In Trove Of Kids' Book Treasures, A Glimpse Of The Work Behind The Magic
Deep beneath the University of Minnesota, housed in a room 83 feet underground, one of the world's great collections of children's literature lifts the veil on thousands of classics. When you visit, just be sure to wear layers.
"It's cold down here," says my tour guide, Lisa Von Drasek. "It is very cold. Put on that sweater."
Von Drasek is the curator of the Kerlan Collection, which holds more than 100,000 books. And she says there's a reason it's 55 degrees:
"This is the temperature that is perfect for books and paper."
The room itself where the Kerlan Collection lives is bigger than two football fields, filled with shelves and packed with files featuring familiar labels: Arnold Lobel's Frog and Toad Are Friends, Maurice Sendak's Where the Wild Things — and Because of Winn-Dixie, by Newbery Medal winner Kate DiCamillo.
"It's very Raiders of the Lost Ark-y down here," says DiCamillo, who joined Von Drasek and me on this tour of the collection.
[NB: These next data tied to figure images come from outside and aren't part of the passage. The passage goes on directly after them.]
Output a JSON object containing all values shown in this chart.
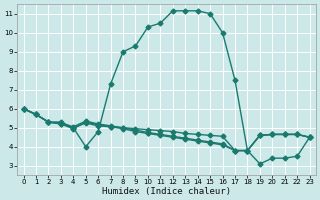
{
  "bg_color": "#cce8e8",
  "grid_color": "#ffffff",
  "line_color": "#1a7a6e",
  "marker": "D",
  "markersize": 2.5,
  "linewidth": 1.0,
  "xlabel": "Humidex (Indice chaleur)",
  "xlim": [
    -0.5,
    23.5
  ],
  "ylim": [
    2.5,
    11.5
  ],
  "xticks": [
    0,
    1,
    2,
    3,
    4,
    5,
    6,
    7,
    8,
    9,
    10,
    11,
    12,
    13,
    14,
    15,
    16,
    17,
    18,
    19,
    20,
    21,
    22,
    23
  ],
  "yticks": [
    3,
    4,
    5,
    6,
    7,
    8,
    9,
    10,
    11
  ],
  "series1_x": [
    0,
    1,
    2,
    3,
    4,
    5,
    6,
    7,
    8,
    9,
    10,
    11,
    12,
    13,
    14,
    15,
    16,
    17,
    18,
    19,
    20,
    21,
    22,
    23
  ],
  "series1_y": [
    6.0,
    5.7,
    5.3,
    5.3,
    5.0,
    4.0,
    4.8,
    7.3,
    9.0,
    9.3,
    10.3,
    10.5,
    11.15,
    11.15,
    11.15,
    11.0,
    10.0,
    7.5,
    3.8,
    3.1,
    3.4,
    3.4,
    3.5,
    4.5
  ],
  "series2_x": [
    0,
    1,
    2,
    3,
    4,
    5,
    6,
    7,
    8,
    9,
    10,
    11,
    12,
    13,
    14,
    15,
    16,
    17,
    18,
    19,
    20,
    21,
    22,
    23
  ],
  "series2_y": [
    6.0,
    5.7,
    5.3,
    5.2,
    5.0,
    5.25,
    5.1,
    5.05,
    5.0,
    4.95,
    4.9,
    4.85,
    4.8,
    4.7,
    4.65,
    4.6,
    4.55,
    3.8,
    3.8,
    4.6,
    4.65,
    4.65,
    4.65,
    4.5
  ],
  "series3_x": [
    0,
    1,
    2,
    3,
    4,
    5,
    6,
    7,
    8,
    9,
    10,
    11,
    12,
    13,
    14,
    15,
    16,
    17,
    18,
    19,
    20,
    21,
    22,
    23
  ],
  "series3_y": [
    6.0,
    5.7,
    5.3,
    5.2,
    4.95,
    5.3,
    5.15,
    5.05,
    4.95,
    4.8,
    4.7,
    4.6,
    4.5,
    4.4,
    4.3,
    4.2,
    4.1,
    3.8,
    3.8,
    4.6,
    4.65,
    4.65,
    4.65,
    4.5
  ],
  "series4_x": [
    0,
    1,
    2,
    3,
    4,
    5,
    6,
    7,
    8,
    9,
    10,
    11,
    12,
    13,
    14,
    15,
    16,
    17,
    18,
    19,
    20,
    21,
    22,
    23
  ],
  "series4_y": [
    6.0,
    5.7,
    5.3,
    5.25,
    5.05,
    5.35,
    5.2,
    5.1,
    5.0,
    4.88,
    4.75,
    4.65,
    4.55,
    4.45,
    4.35,
    4.25,
    4.15,
    3.8,
    3.8,
    4.6,
    4.65,
    4.65,
    4.65,
    4.5
  ]
}
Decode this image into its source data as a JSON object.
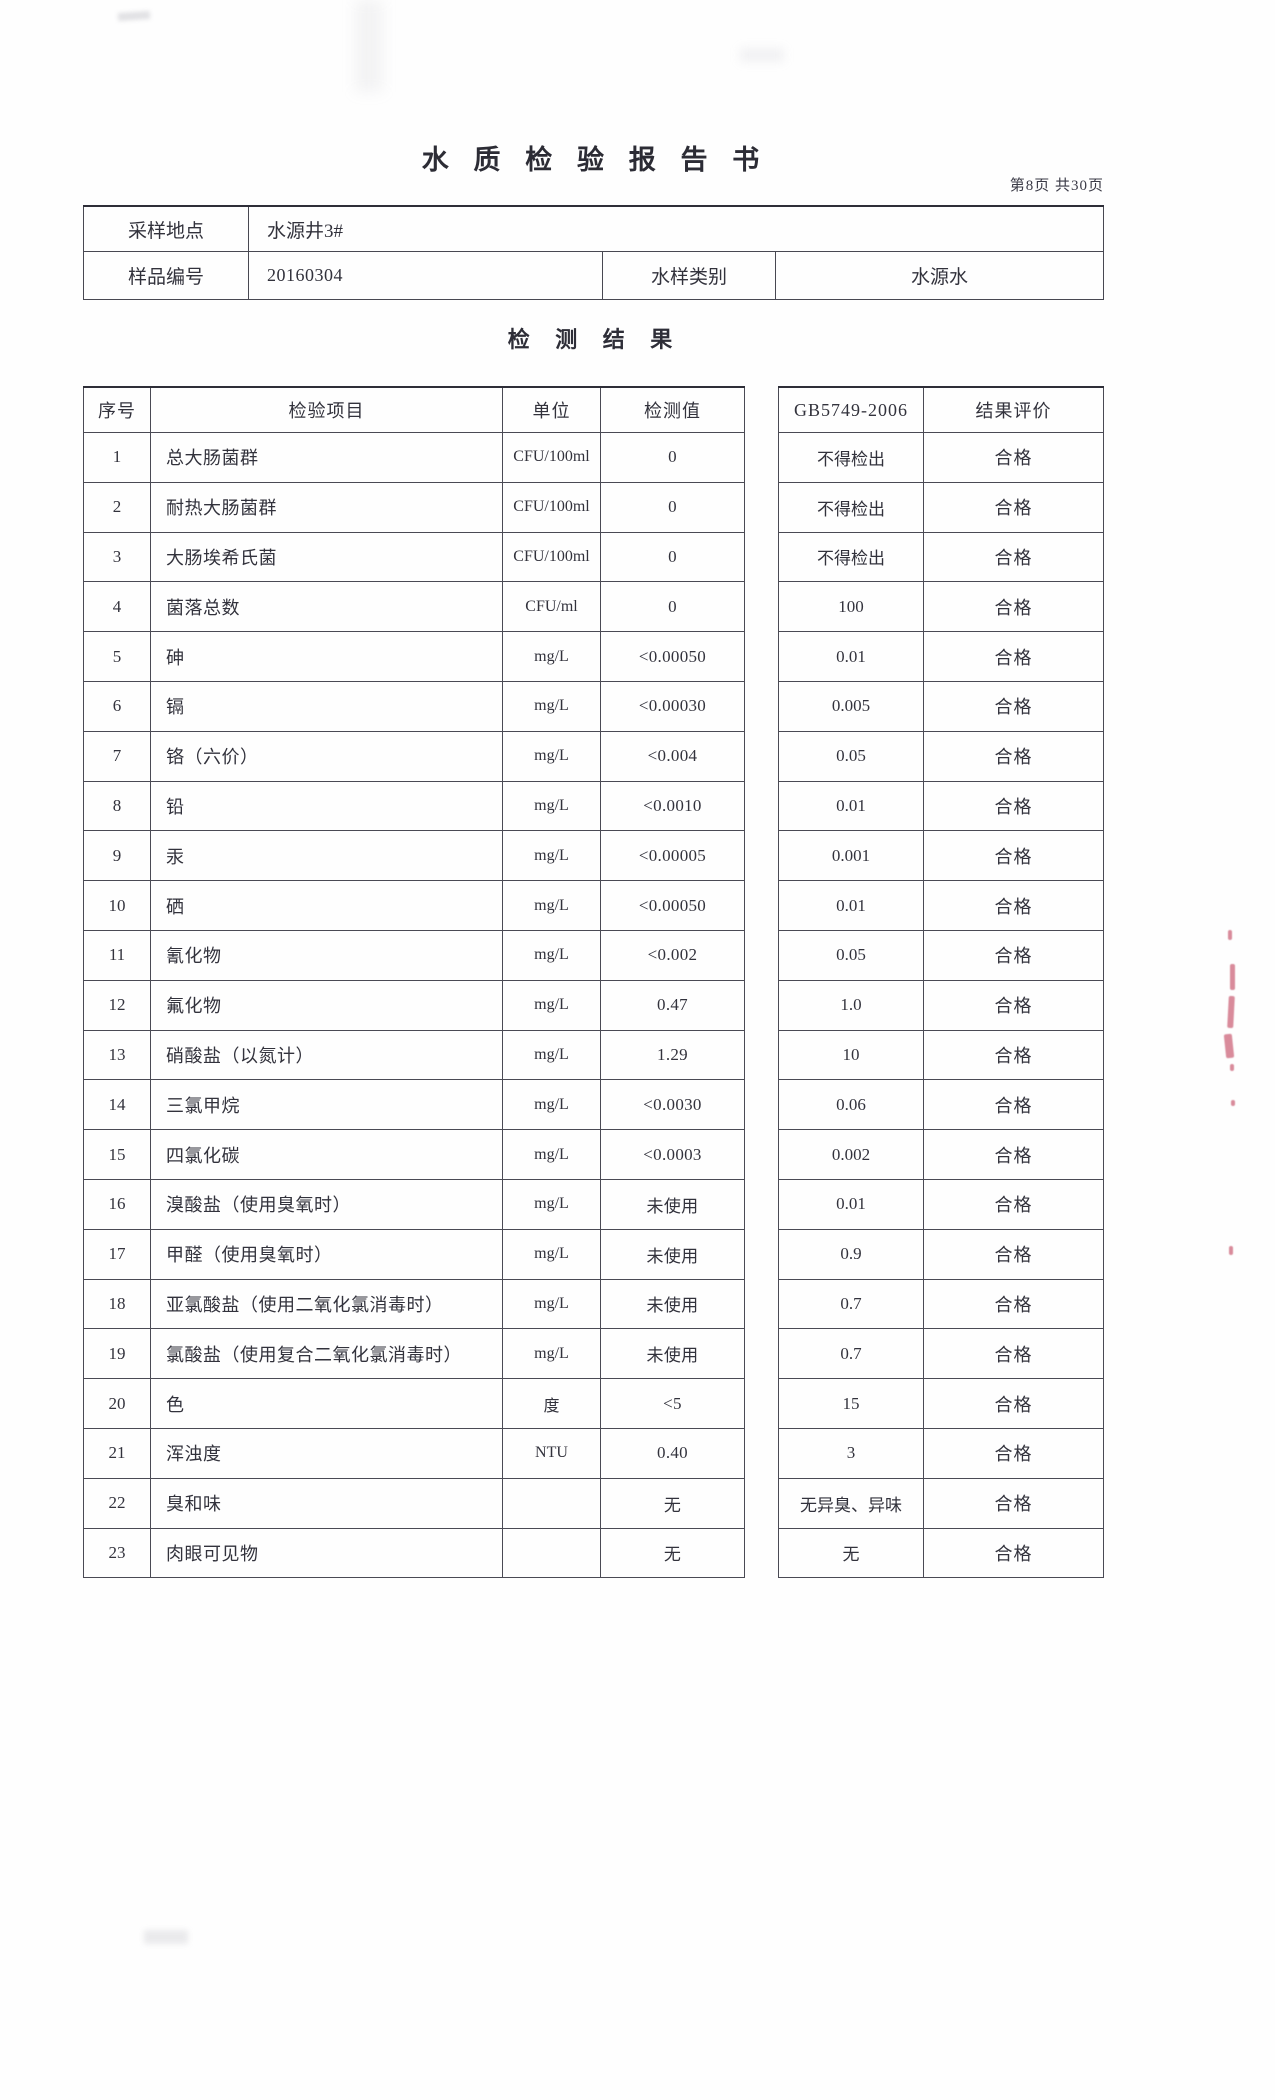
{
  "page": {
    "title": "水 质 检 验 报 告 书",
    "page_info": "第8页 共30页",
    "section_title": "检 测 结 果"
  },
  "sample_info": {
    "location_label": "采样地点",
    "location_value": "水源井3#",
    "sample_no_label": "样品编号",
    "sample_no_value": "20160304",
    "type_label": "水样类别",
    "type_value": "水源水"
  },
  "results_table": {
    "headers": {
      "no": "序号",
      "item": "检验项目",
      "unit": "单位",
      "value": "检测值",
      "standard": "GB5749-2006",
      "evaluation": "结果评价"
    },
    "rows": [
      {
        "no": "1",
        "item": "总大肠菌群",
        "unit": "CFU/100ml",
        "value": "0",
        "standard": "不得检出",
        "evaluation": "合格"
      },
      {
        "no": "2",
        "item": "耐热大肠菌群",
        "unit": "CFU/100ml",
        "value": "0",
        "standard": "不得检出",
        "evaluation": "合格"
      },
      {
        "no": "3",
        "item": "大肠埃希氏菌",
        "unit": "CFU/100ml",
        "value": "0",
        "standard": "不得检出",
        "evaluation": "合格"
      },
      {
        "no": "4",
        "item": "菌落总数",
        "unit": "CFU/ml",
        "value": "0",
        "standard": "100",
        "evaluation": "合格"
      },
      {
        "no": "5",
        "item": "砷",
        "unit": "mg/L",
        "value": "<0.00050",
        "standard": "0.01",
        "evaluation": "合格"
      },
      {
        "no": "6",
        "item": "镉",
        "unit": "mg/L",
        "value": "<0.00030",
        "standard": "0.005",
        "evaluation": "合格"
      },
      {
        "no": "7",
        "item": "铬（六价）",
        "unit": "mg/L",
        "value": "<0.004",
        "standard": "0.05",
        "evaluation": "合格"
      },
      {
        "no": "8",
        "item": "铅",
        "unit": "mg/L",
        "value": "<0.0010",
        "standard": "0.01",
        "evaluation": "合格"
      },
      {
        "no": "9",
        "item": "汞",
        "unit": "mg/L",
        "value": "<0.00005",
        "standard": "0.001",
        "evaluation": "合格"
      },
      {
        "no": "10",
        "item": "硒",
        "unit": "mg/L",
        "value": "<0.00050",
        "standard": "0.01",
        "evaluation": "合格"
      },
      {
        "no": "11",
        "item": "氰化物",
        "unit": "mg/L",
        "value": "<0.002",
        "standard": "0.05",
        "evaluation": "合格"
      },
      {
        "no": "12",
        "item": "氟化物",
        "unit": "mg/L",
        "value": "0.47",
        "standard": "1.0",
        "evaluation": "合格"
      },
      {
        "no": "13",
        "item": "硝酸盐（以氮计）",
        "unit": "mg/L",
        "value": "1.29",
        "standard": "10",
        "evaluation": "合格"
      },
      {
        "no": "14",
        "item": "三氯甲烷",
        "unit": "mg/L",
        "value": "<0.0030",
        "standard": "0.06",
        "evaluation": "合格"
      },
      {
        "no": "15",
        "item": "四氯化碳",
        "unit": "mg/L",
        "value": "<0.0003",
        "standard": "0.002",
        "evaluation": "合格"
      },
      {
        "no": "16",
        "item": "溴酸盐（使用臭氧时）",
        "unit": "mg/L",
        "value": "未使用",
        "standard": "0.01",
        "evaluation": "合格"
      },
      {
        "no": "17",
        "item": "甲醛（使用臭氧时）",
        "unit": "mg/L",
        "value": "未使用",
        "standard": "0.9",
        "evaluation": "合格"
      },
      {
        "no": "18",
        "item": "亚氯酸盐（使用二氧化氯消毒时）",
        "unit": "mg/L",
        "value": "未使用",
        "standard": "0.7",
        "evaluation": "合格"
      },
      {
        "no": "19",
        "item": "氯酸盐（使用复合二氧化氯消毒时）",
        "unit": "mg/L",
        "value": "未使用",
        "standard": "0.7",
        "evaluation": "合格"
      },
      {
        "no": "20",
        "item": "色",
        "unit": "度",
        "value": "<5",
        "standard": "15",
        "evaluation": "合格"
      },
      {
        "no": "21",
        "item": "浑浊度",
        "unit": "NTU",
        "value": "0.40",
        "standard": "3",
        "evaluation": "合格"
      },
      {
        "no": "22",
        "item": "臭和味",
        "unit": "",
        "value": "无",
        "standard": "无异臭、异味",
        "evaluation": "合格"
      },
      {
        "no": "23",
        "item": "肉眼可见物",
        "unit": "",
        "value": "无",
        "standard": "无",
        "evaluation": "合格"
      }
    ]
  }
}
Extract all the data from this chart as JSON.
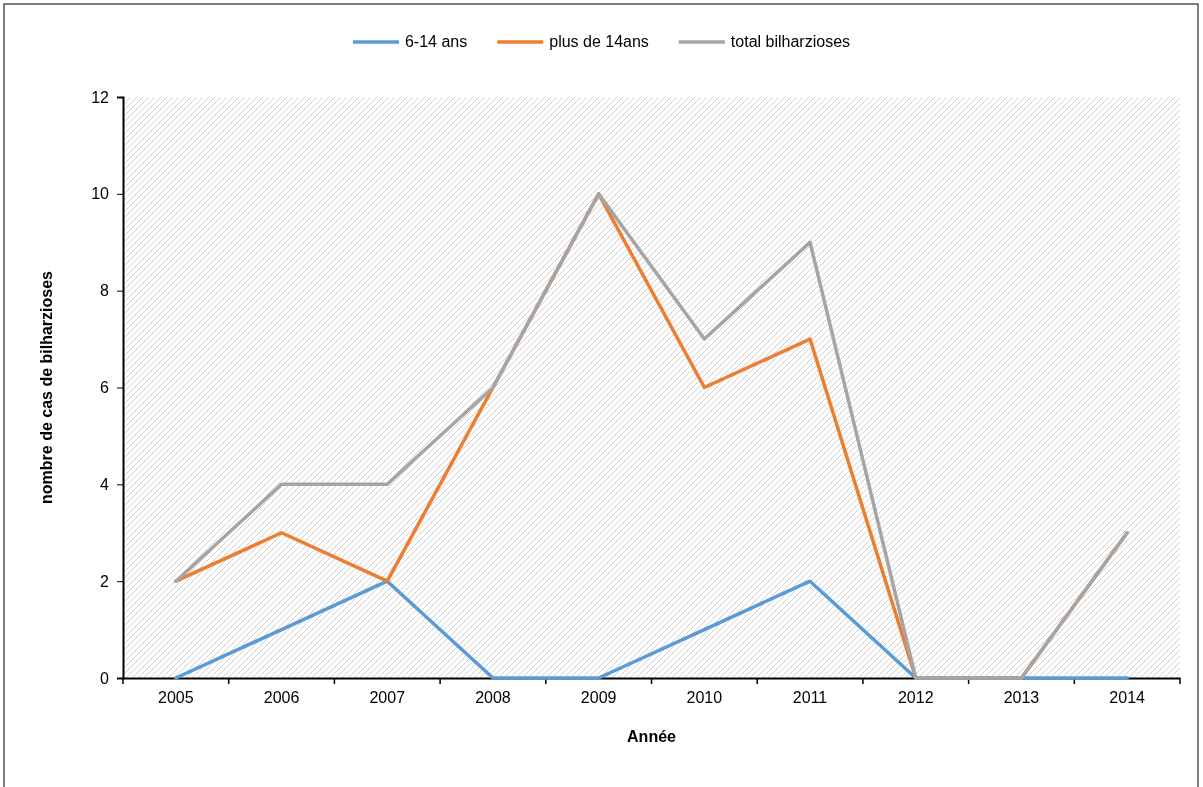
{
  "chart_data": {
    "type": "line",
    "xlabel": "Année",
    "ylabel": "nombre de cas de bilharzioses",
    "categories": [
      "2005",
      "2006",
      "2007",
      "2008",
      "2009",
      "2010",
      "2011",
      "2012",
      "2013",
      "2014"
    ],
    "series": [
      {
        "name": "6-14 ans",
        "color": "#5b9bd5",
        "values": [
          0,
          1,
          2,
          0,
          0,
          1,
          2,
          0,
          0,
          0
        ]
      },
      {
        "name": "plus de 14ans",
        "color": "#ed7d31",
        "values": [
          2,
          3,
          2,
          6,
          10,
          6,
          7,
          0,
          0,
          3
        ]
      },
      {
        "name": "total bilharzioses",
        "color": "#a5a5a5",
        "values": [
          2,
          4,
          4,
          6,
          10,
          7,
          9,
          0,
          0,
          3
        ]
      }
    ],
    "ylim": [
      0,
      12
    ],
    "yticks": [
      0,
      2,
      4,
      6,
      8,
      10,
      12
    ],
    "grid": false,
    "legend": "top",
    "marker": "none",
    "line_style": "solid"
  }
}
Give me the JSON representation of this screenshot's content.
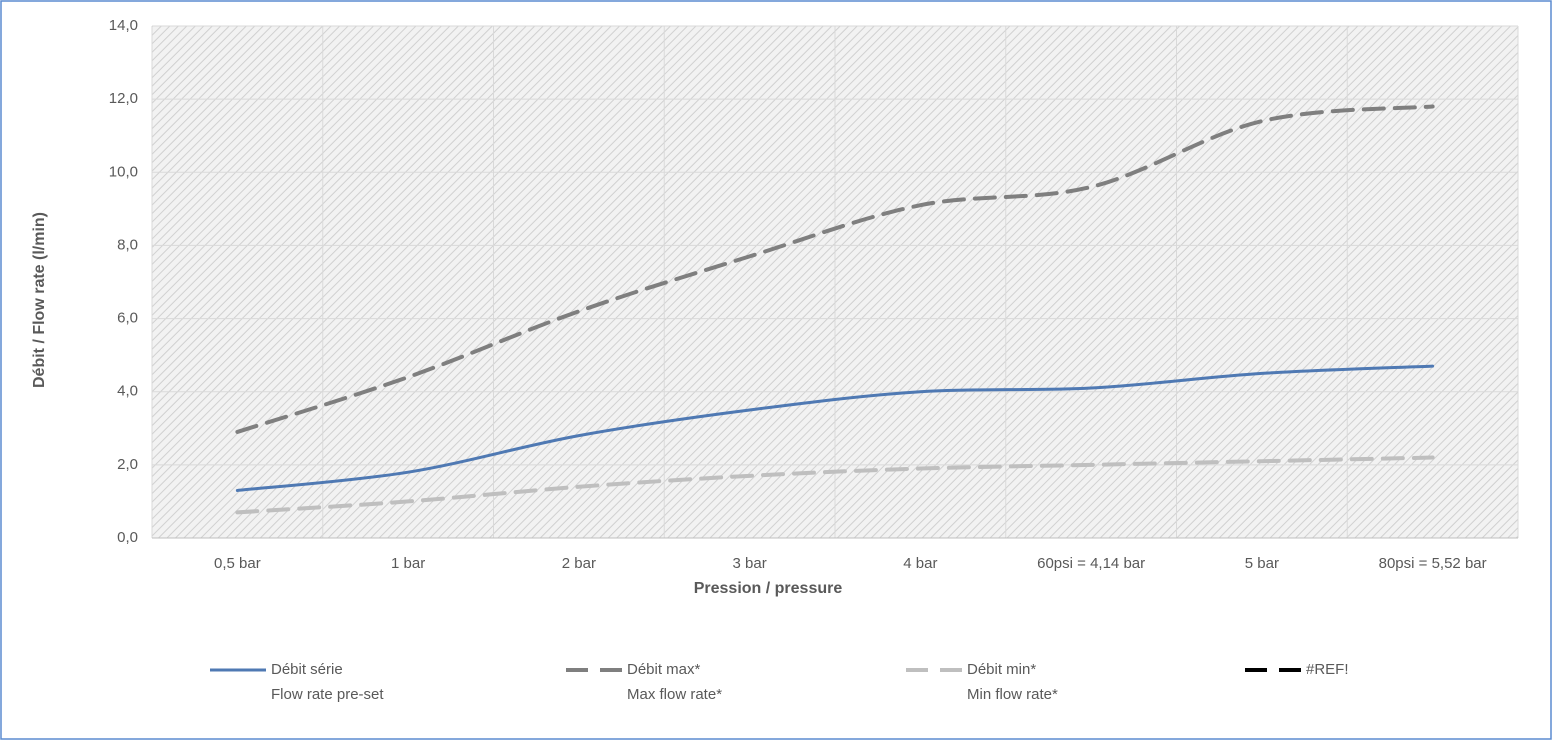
{
  "chart_data": {
    "type": "line",
    "categories": [
      "0,5 bar",
      "1 bar",
      "2 bar",
      "3 bar",
      "4 bar",
      "60psi = 4,14 bar",
      "5 bar",
      "80psi = 5,52 bar"
    ],
    "x_label": "Pression / pressure",
    "y_label": "Débit / Flow rate (l/min)",
    "ylim": [
      0,
      14
    ],
    "yticks": [
      {
        "value": 0,
        "label": "0,0"
      },
      {
        "value": 2,
        "label": "2,0"
      },
      {
        "value": 4,
        "label": "4,0"
      },
      {
        "value": 6,
        "label": "6,0"
      },
      {
        "value": 8,
        "label": "8,0"
      },
      {
        "value": 10,
        "label": "10,0"
      },
      {
        "value": 12,
        "label": "12,0"
      },
      {
        "value": 14,
        "label": "14,0"
      }
    ],
    "grid": true,
    "smooth": true,
    "legend": "bottom",
    "series": [
      {
        "name": "Débit série",
        "name2": "Flow rate pre-set",
        "color": "#4f79b3",
        "dash": "solid",
        "values": [
          1.3,
          1.8,
          2.8,
          3.5,
          4.0,
          4.1,
          4.5,
          4.7
        ]
      },
      {
        "name": "Débit max*",
        "name2": "Max flow rate*",
        "color": "#7f7f7f",
        "dash": "dashed",
        "values": [
          2.9,
          4.4,
          6.2,
          7.7,
          9.1,
          9.6,
          11.4,
          11.8
        ]
      },
      {
        "name": "Débit min*",
        "name2": "Min flow rate*",
        "color": "#bfbfbf",
        "dash": "dashed",
        "values": [
          0.7,
          1.0,
          1.4,
          1.7,
          1.9,
          2.0,
          2.1,
          2.2
        ]
      },
      {
        "name": "#REF!",
        "color": "#000000",
        "dash": "dashed",
        "values": [
          null,
          null,
          null,
          null,
          null,
          null,
          null,
          null
        ]
      }
    ]
  }
}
And DiCamillo is right: The room does look a little like the warehouse in the final scene of that movie.
The collection is all here because of a man named Irwin Kerlan, a doctor and graduate of the University of Minnesota. His passion was children's books; he started collecting first editions in the 1940s.
Then, as Von Drasek explains, Kerlan became friends with the authors and illustrators themselves.
"He would go on studio visits," she says. "And he noticed they were throwing away manuscripts and original art. I have letters and letters [saying], 'Please don't throw anything out; please just send it to me. Here is a self-addressed stamped envelope.' "
The result is some 12,000 early drafts (and counting) — including the preliminary drawings for Goodnight Moon, by Margaret Wise Brown.
"This is a draft; it says so at the top," Von Drasek says, displaying the illustrations. "And the old lady, she's an old lady. She's not a rabbit lady; she's an old lady. So you can see how that transforms to the finished book."
This is something you see a lot at the Kerlan. Authors often discard characters and add new ones. Sketches can change radically over the course of 15 drafts.
DiCamillo says those alterations basically document the creative process.
"That's the part that really grabs me. You can come here and see how people work and you also start to see that it's work."
In this way, the library is a valuable teaching tool. The Kerlan is open to anyone. In fact, Mary Rockcastle, the director of creative writing programs at Hamline University in Minnesota, takes students every year.
"It illuminates the process and it demystifies it," Rockcastle says. "When they see how many times someone of the caliber of a Kate DiCamillo revises, they realize you must change it to get better and better."
All of DiCamillo's manuscripts are kept at the Kerlan — and she feels a little abashed about that. "It's like someone looking through my dirty underwear."
But she also feels it's important. She hopes that making her drafts available to others will give encouragement to the fourth-grader who dreams of publishing a book, or the lawyer with a novel in her desk drawer.
There's a message in those drafts. It's the old saying: The essence of writing is rewriting.